Time and again, mergers fail to achieve their potential because management moved too slowly to realize the deal’s top-line growth potential. Acquirers are often slow — shockingly slow — to integrate their sales, marketing, customer experience, and other commercial functions.
Consider, for example, a recent merger in the telecommunications industry that was largely predicated on the belief that the new company could generate $500 million in new growth from increased wallet share and expansion into new international markets and industries. After the deal closed, however, the commercial initiatives got delayed by six to 12 months while management prioritized items like back-office restructuring, headcount reduction, and synergies in third-party spending for IT and similar services. The hoped-for gains — the core of the deal thesis — didn’t begin showing up till well into the second year.
Or consider an insurance company that made a series of tuck-in acquisitions of small, niche providers with the aim of getting a 12% revenue boost from cross-selling each acquisition’s products to the other’s customers. A year later, gains from cross-selling were less than 5%. A major cause? The integration of various customer relationship management (CRM) systems had left the sales team and senior management unable to see where the gaps, opportunities, and successes were.

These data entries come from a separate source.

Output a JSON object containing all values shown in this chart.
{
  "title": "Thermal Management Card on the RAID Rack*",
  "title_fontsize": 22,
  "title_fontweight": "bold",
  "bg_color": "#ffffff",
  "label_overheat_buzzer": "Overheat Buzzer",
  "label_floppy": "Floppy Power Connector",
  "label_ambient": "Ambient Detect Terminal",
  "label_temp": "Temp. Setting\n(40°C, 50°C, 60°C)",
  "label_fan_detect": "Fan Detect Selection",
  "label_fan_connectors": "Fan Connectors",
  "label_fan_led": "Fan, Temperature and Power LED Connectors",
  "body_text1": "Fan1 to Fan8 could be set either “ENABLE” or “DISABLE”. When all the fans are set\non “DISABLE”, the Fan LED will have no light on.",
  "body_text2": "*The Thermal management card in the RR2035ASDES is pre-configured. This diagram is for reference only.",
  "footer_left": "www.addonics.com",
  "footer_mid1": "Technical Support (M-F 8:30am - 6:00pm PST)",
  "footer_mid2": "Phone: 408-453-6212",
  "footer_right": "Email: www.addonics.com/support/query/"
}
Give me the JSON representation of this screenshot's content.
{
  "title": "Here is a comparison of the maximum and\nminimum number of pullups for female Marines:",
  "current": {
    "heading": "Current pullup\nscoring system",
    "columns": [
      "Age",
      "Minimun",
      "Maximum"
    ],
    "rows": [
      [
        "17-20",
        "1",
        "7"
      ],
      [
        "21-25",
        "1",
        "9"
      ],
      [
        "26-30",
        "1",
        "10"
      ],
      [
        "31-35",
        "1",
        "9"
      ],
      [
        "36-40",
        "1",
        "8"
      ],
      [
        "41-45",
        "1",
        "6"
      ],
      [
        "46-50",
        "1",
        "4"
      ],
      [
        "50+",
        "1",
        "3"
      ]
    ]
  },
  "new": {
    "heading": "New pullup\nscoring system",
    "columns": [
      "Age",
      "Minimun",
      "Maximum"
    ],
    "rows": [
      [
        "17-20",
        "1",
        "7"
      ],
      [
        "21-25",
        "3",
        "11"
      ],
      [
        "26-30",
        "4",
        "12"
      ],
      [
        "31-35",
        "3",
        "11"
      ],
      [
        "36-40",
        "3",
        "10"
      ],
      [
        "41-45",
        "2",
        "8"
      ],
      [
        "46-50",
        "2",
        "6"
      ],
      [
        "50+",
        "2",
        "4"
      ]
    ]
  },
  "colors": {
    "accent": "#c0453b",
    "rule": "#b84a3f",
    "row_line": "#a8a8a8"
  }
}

Delayed and ineffective commercial integration can turn a good deal into a loser, because sales growth ultimately determines whether a merger achieves its value-creation goals. Sure, there will be important cost benefits — duplications in overhead, technology, facilities, and more — but those often do little more than cover the premium a buyer pays for control, or (in the case of a competitive sale) get built into the price. At the end of the day, to create value, mergers need top-line gains, too: More sales to more customers, expansion into new territories or market adjacencies, new products and services to sell to existing customers.
But compared to other areas of post-merger activity, the commercial engine starts late, operates uncertainly, and often runs out of gas before reaching its goals. We’re frequently engaged in the latter stages of mergers, particularly when revenue begins to decline. We typically observe unsynchronized sales strategies and ambiguous customer priorities, coupled with limited synergy between products and services.

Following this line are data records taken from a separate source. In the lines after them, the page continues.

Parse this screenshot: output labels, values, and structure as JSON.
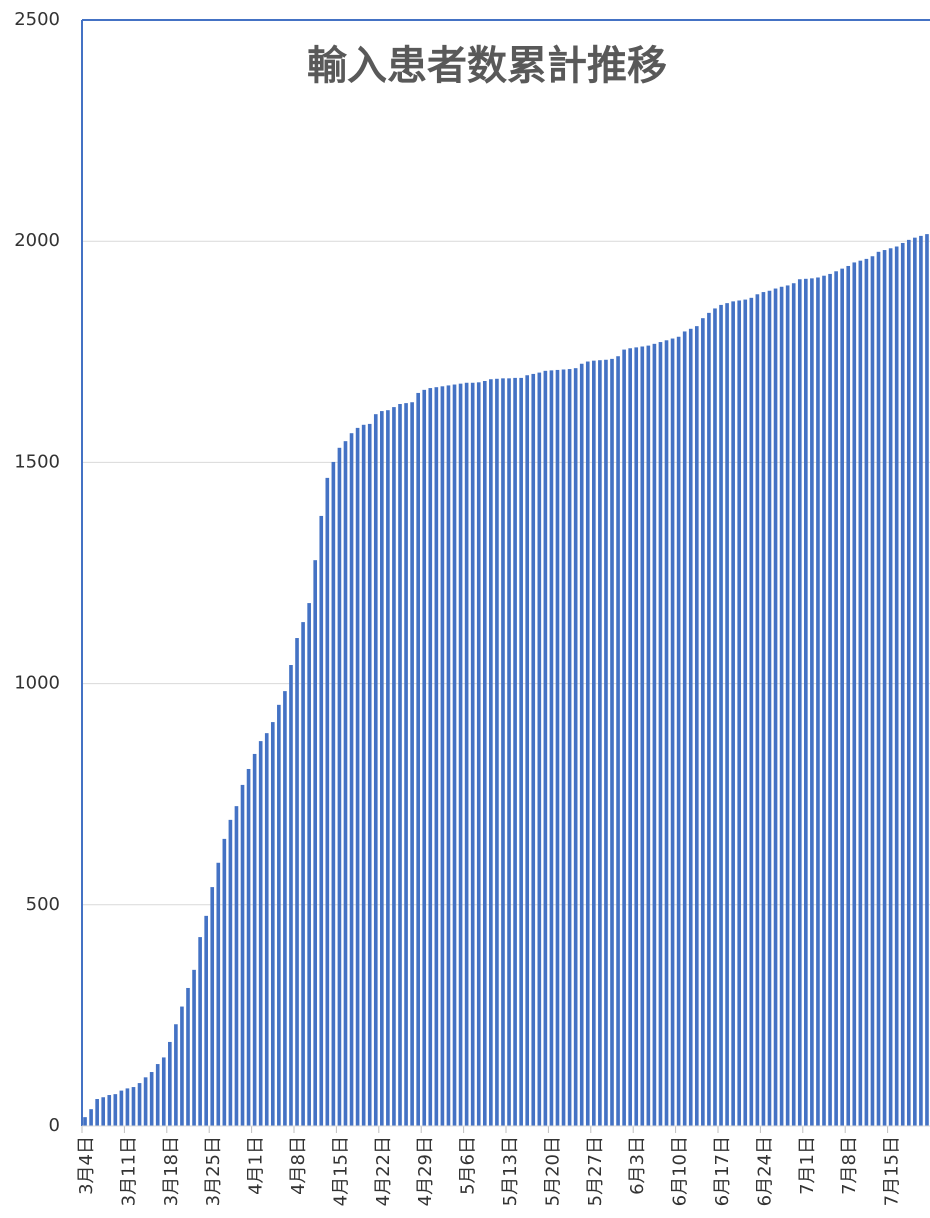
{
  "chart_data": {
    "type": "bar",
    "title": "輸入患者数累計推移",
    "categories": [
      "3月4日",
      null,
      null,
      null,
      null,
      null,
      null,
      "3月11日",
      null,
      null,
      null,
      null,
      null,
      null,
      "3月18日",
      null,
      null,
      null,
      null,
      null,
      null,
      "3月25日",
      null,
      null,
      null,
      null,
      null,
      null,
      "4月1日",
      null,
      null,
      null,
      null,
      null,
      null,
      "4月8日",
      null,
      null,
      null,
      null,
      null,
      null,
      "4月15日",
      null,
      null,
      null,
      null,
      null,
      null,
      "4月22日",
      null,
      null,
      null,
      null,
      null,
      null,
      "4月29日",
      null,
      null,
      null,
      null,
      null,
      null,
      "5月6日",
      null,
      null,
      null,
      null,
      null,
      null,
      "5月13日",
      null,
      null,
      null,
      null,
      null,
      null,
      "5月20日",
      null,
      null,
      null,
      null,
      null,
      null,
      "5月27日",
      null,
      null,
      null,
      null,
      null,
      null,
      "6月3日",
      null,
      null,
      null,
      null,
      null,
      null,
      "6月10日",
      null,
      null,
      null,
      null,
      null,
      null,
      "6月17日",
      null,
      null,
      null,
      null,
      null,
      null,
      "6月24日",
      null,
      null,
      null,
      null,
      null,
      null,
      "7月1日",
      null,
      null,
      null,
      null,
      null,
      null,
      "7月8日",
      null,
      null,
      null,
      null,
      null,
      null,
      "7月15日",
      null,
      null,
      null,
      null,
      null,
      null
    ],
    "values": [
      20,
      38,
      61,
      65,
      70,
      72,
      80,
      85,
      88,
      97,
      110,
      122,
      140,
      155,
      190,
      230,
      270,
      312,
      353,
      427,
      475,
      540,
      595,
      649,
      692,
      723,
      771,
      807,
      841,
      870,
      888,
      913,
      952,
      983,
      1042,
      1103,
      1139,
      1182,
      1279,
      1379,
      1465,
      1501,
      1533,
      1548,
      1566,
      1578,
      1585,
      1587,
      1609,
      1616,
      1618,
      1625,
      1632,
      1634,
      1636,
      1657,
      1664,
      1668,
      1670,
      1672,
      1674,
      1676,
      1678,
      1680,
      1680,
      1681,
      1684,
      1688,
      1689,
      1690,
      1690,
      1691,
      1691,
      1697,
      1700,
      1703,
      1707,
      1708,
      1709,
      1710,
      1711,
      1713,
      1723,
      1728,
      1730,
      1731,
      1732,
      1734,
      1740,
      1755,
      1758,
      1760,
      1762,
      1764,
      1768,
      1772,
      1776,
      1780,
      1784,
      1796,
      1802,
      1808,
      1826,
      1838,
      1848,
      1856,
      1860,
      1864,
      1866,
      1868,
      1872,
      1880,
      1885,
      1888,
      1893,
      1897,
      1900,
      1905,
      1914,
      1915,
      1916,
      1918,
      1922,
      1926,
      1932,
      1938,
      1944,
      1952,
      1956,
      1960,
      1966,
      1976,
      1980,
      1984,
      1988,
      1996,
      2003,
      2008,
      2012,
      2016
    ],
    "color": "#4472c4",
    "ylim": [
      0,
      2500
    ],
    "yticks": [
      0,
      500,
      1000,
      1500,
      2000,
      2500
    ],
    "grid": true
  }
}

These experiences have also shown us the underlying causes of these delays and what acquiring companies should have been doing. With M&A activity picking up — Goldman Sachs reports a year-over-year 34% increase in the first quarter of 2024 — and high interest rates making delay costlier, it’s more important than ever that private equity and corporate acquirers leave the deal table with underwriteable, ready-to-go plans to make deals pay off through growth — and carry those plans out quickly.

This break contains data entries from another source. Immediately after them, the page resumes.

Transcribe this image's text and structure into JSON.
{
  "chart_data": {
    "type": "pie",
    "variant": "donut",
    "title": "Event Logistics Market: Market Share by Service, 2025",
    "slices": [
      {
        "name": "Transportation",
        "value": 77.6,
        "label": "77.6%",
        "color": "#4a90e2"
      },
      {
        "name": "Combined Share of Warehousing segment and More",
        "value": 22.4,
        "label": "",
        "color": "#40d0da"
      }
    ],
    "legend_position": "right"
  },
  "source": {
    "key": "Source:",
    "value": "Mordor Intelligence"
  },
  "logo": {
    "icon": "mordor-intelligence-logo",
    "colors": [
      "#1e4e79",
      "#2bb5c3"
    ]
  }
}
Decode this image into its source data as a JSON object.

Integrating commercial operations is difficult. In our work with clients, we see five interlocking challenges:
Buyers start out at a disadvantage because they can learn less about customers in the due diligence process than they can about operations, finances, and payroll. Even after closing, it may be hard to see a complete picture of the new company’s business with a given customer because of different, not-yet-fully integrated systems and processes.